29 March 2014
Some small and as yet unidentified objects were said to have been recovered from the Indian Ocean on Saturday but experts have warned that salvaging MH370 in some of the world’s deepest and most turbulent waters will not be easy.
David Mearns, owner of Blue Water Recoveries in West Sussex and one of the world’s most experienced deep-sea shipwreck salvagers, described the efforts that would be undertaken to recover the plane that disappeared with 239 people on board on 8 March.
He said that the seabed some 1,800km (1,100 miles) from Perth, Western Australia, may not be “precisely mapped out” which could rule out many systems for recovering any parts of the Boeing 777 that may have sunk. He said the operation would be divided into two phases: recovery and salvage.
“Only a small number of systems have the technology to search that far,” he said. “A handful of companies will have the equipment and necessary expertise within their teams to do this.”
The wreckage may be contained in what Mr Mearns described as a “search box” covering hundreds of nautical miles. “It’s going to be the biggest search box ever, many times bigger than any other tragedy. This will take months, maybe years,” he said. “They’ll need to cover the entire area of where the wreckage ranges from, including the seabed. There is a part of fortune to it, in terms of finding a piece of wreckage which could reduce the time, but it all comes down to luck and the equipment.”
In what Mr Mearns predicted would become the most expensive search ever, specialist teams would only recover what was required to answer why MH370 vanished from radar screens.
He warned that once parts of the plane were returned to Perth – where it now looks likely the investigation will be based – it would take “a year or two” for causes of the crash to be confirmed. He added: “I can’t see it being solved easily.”
The bizarre tale of Malaysia Airlines Flight 370 comes at a time when flying is safer than ever.

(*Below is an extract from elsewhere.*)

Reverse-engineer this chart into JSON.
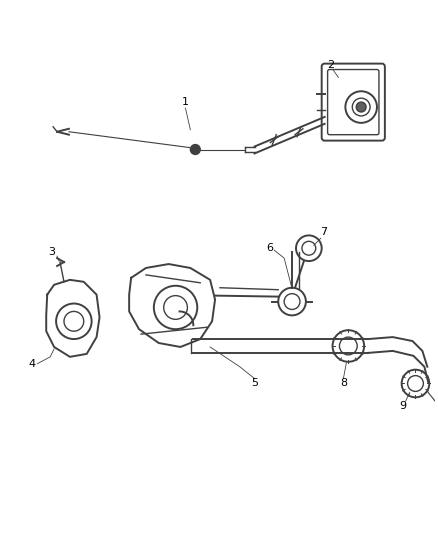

Aviation safety advocates say there are lessons to be learned, starting with the need for tamper-proof equipment that would stream data in real time to satellites and reveal a plane’s position. Mary Schiavo, former inspector general of the US Department of Transportation, which includes the Federal Aviation Administration, would like to see the full “black box” data — a massive amount of information about a plane’s performance – — streamed to ground locations during flight. Only days remain to find MH370’s black box before it stops functioning. “It would have been immensely helpful here,” she said.
Each box is designed to withstand fire and high pressure. Search teams are hoping the detection equipment will be able to pick up acoustic pings emitted every second from the plane’s black box flight data recorder and cockpit voice recorder.